Dumb Bitches: Why Has Fangoria Gone to Hell?

Each of us got into independent cinema through a different route. For some of us, the gateway drug took the form of American auteurs like Soderberg, Tarantino, and Anderson, while others got their feet wet with outrageous European cinema from the likes of Fellini, Bergman, and Antonioni. For some, it was the bizarre stylings of John Waters, while others grooved to the freakish insanity of Ed Wood. For me, the big, gaping doorway was Fangoria magazine.

In the late 1980's, the horror genre was a wasteland, a cinematic red-light district, frequented by adrenaline junkies, moral reprobates, and the occasional social satirist with a strong stomach and a hearty streak of nihilism. While the video stores in my area had a thin selection of "genre" films, the local record store kept a nice stock of bargain-priced low-budget gore flicks in stock. As I pored through them, trying to decide between a badly dubbed version of Tenebrae and the lurid promise of Mother's Day, I soon realized that I needed someone or something to guide me through the maze of genius and dreck.
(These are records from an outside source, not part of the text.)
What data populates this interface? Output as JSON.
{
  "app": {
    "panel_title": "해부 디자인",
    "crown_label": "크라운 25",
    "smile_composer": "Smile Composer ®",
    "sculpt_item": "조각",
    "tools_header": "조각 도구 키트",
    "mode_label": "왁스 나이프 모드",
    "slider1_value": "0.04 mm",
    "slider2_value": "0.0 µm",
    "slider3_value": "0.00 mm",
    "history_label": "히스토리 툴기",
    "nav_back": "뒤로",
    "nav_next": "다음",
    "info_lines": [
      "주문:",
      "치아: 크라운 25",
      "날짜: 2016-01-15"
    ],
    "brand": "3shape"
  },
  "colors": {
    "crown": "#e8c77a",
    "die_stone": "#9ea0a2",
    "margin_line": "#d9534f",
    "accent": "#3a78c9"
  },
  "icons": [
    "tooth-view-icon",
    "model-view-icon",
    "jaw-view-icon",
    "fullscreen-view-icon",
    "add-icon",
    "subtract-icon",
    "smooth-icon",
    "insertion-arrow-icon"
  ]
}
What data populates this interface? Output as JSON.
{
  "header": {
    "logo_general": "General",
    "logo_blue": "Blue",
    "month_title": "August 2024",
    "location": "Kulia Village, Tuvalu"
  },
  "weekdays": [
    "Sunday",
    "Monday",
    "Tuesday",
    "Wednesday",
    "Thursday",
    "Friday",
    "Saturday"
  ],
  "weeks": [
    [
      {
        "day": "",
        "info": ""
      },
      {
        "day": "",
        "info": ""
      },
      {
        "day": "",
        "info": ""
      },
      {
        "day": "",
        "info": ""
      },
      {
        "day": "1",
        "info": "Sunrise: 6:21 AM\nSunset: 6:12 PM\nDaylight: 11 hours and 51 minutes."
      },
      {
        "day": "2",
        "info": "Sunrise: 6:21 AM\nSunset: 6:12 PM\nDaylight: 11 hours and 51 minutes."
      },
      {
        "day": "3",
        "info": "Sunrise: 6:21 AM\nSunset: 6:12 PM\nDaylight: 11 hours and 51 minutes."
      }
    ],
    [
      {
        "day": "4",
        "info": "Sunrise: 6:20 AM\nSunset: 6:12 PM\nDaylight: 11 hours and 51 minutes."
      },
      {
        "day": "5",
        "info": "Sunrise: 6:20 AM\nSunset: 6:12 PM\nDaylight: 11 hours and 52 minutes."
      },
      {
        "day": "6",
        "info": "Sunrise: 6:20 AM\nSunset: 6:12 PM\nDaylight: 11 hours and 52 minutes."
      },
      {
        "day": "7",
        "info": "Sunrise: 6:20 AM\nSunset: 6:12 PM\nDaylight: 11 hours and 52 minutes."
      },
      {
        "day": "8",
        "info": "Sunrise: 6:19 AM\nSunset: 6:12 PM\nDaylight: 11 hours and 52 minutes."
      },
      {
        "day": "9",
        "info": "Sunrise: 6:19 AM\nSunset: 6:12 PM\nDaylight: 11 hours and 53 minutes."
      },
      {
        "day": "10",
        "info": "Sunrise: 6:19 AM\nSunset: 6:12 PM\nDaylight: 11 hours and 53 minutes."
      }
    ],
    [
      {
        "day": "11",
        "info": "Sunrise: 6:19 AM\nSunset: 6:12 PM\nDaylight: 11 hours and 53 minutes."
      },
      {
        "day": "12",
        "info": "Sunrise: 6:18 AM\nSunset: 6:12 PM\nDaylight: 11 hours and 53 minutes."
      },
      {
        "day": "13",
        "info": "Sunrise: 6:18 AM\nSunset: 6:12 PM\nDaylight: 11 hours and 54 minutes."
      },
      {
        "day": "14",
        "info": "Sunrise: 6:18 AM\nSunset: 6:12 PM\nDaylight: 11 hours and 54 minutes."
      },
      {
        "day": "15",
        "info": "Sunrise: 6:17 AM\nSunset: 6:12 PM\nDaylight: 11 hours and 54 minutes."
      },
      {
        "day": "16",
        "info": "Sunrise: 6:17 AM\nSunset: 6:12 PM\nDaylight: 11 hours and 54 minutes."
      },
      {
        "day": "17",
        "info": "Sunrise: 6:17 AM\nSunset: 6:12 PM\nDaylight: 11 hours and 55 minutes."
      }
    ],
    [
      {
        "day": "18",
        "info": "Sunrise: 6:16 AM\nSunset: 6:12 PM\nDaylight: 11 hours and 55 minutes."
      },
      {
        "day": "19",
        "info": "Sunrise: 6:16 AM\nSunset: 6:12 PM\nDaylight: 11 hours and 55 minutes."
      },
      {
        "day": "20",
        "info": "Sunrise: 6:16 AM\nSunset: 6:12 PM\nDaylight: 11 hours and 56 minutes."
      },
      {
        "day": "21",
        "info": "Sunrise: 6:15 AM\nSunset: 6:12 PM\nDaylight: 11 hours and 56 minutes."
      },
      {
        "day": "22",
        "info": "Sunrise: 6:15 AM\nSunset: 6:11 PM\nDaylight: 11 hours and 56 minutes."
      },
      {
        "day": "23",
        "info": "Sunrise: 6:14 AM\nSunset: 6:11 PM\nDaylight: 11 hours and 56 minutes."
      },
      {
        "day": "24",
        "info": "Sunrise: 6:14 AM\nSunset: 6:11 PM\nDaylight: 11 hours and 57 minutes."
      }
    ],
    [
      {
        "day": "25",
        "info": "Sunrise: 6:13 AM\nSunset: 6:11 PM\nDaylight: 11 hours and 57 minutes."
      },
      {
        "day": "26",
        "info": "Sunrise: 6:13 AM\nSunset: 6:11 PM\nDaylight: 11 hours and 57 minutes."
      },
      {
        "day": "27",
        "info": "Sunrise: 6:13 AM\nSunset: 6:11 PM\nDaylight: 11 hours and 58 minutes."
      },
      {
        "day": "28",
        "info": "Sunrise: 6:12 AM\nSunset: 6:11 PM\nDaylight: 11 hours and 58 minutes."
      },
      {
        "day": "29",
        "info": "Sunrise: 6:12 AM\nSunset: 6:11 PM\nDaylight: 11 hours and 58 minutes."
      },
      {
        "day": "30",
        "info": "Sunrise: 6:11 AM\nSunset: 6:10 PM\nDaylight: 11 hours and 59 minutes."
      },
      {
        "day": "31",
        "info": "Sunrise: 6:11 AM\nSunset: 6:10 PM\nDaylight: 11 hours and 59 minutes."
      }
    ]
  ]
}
In time, Fangoria became my guidebook, my advisor, and my shopping list. In well-written, thoughtful articles, it introduced me to artists like Rick Baker and Tom Savini, auteurs like George Romero and Sam Raimi, and great fans like Forrest Ackerman. I learned about the personalities that put together these films and I learned to view movies through the eyes of the director, the scriptwriter, and the actor. In short, I learned to be a critical moviegoer, not merely a passive consumer.

In late high school and college, my tastes began to wander away from horror and into other esoteric cinema. I started working my way through the "great directors" and "best films," learning about the many paths that independent cinema used to present messages that were fresh and new, relatively unscathed by the corrupting influence of test screenings and rewrites. Although I stopped reading Fangoria, I often found myself wishing for a similarly well-written guide to the broader world of independent cinema.

Recently, I was feeling a little nostalgic, so I picked up the latest copy of Fangoria. To say the least, I was not amused. Over the last couple of decades, the independent, honest voice of my childhood had become transformed. Sure, it still had the same lurid covers and many of the section titles sported the same names, but the cover price was a whopping $9, placing it out of the range of many customers. Worse yet, the extortionate cost yielded "reviews" that were little more than puff pieces, a few retrospectives, and a lot of advertisements. Gone was the analysis, the interviews, and the prickly journalistic voice that had made Fangoria such a useful resource when I was a kid. The new version was clearly a thinly-disguised license to print money, an income generator that had traded honesty for ad revenue and sincerity for cynical greed. In short, Fangoria had well and truly been de-fanged!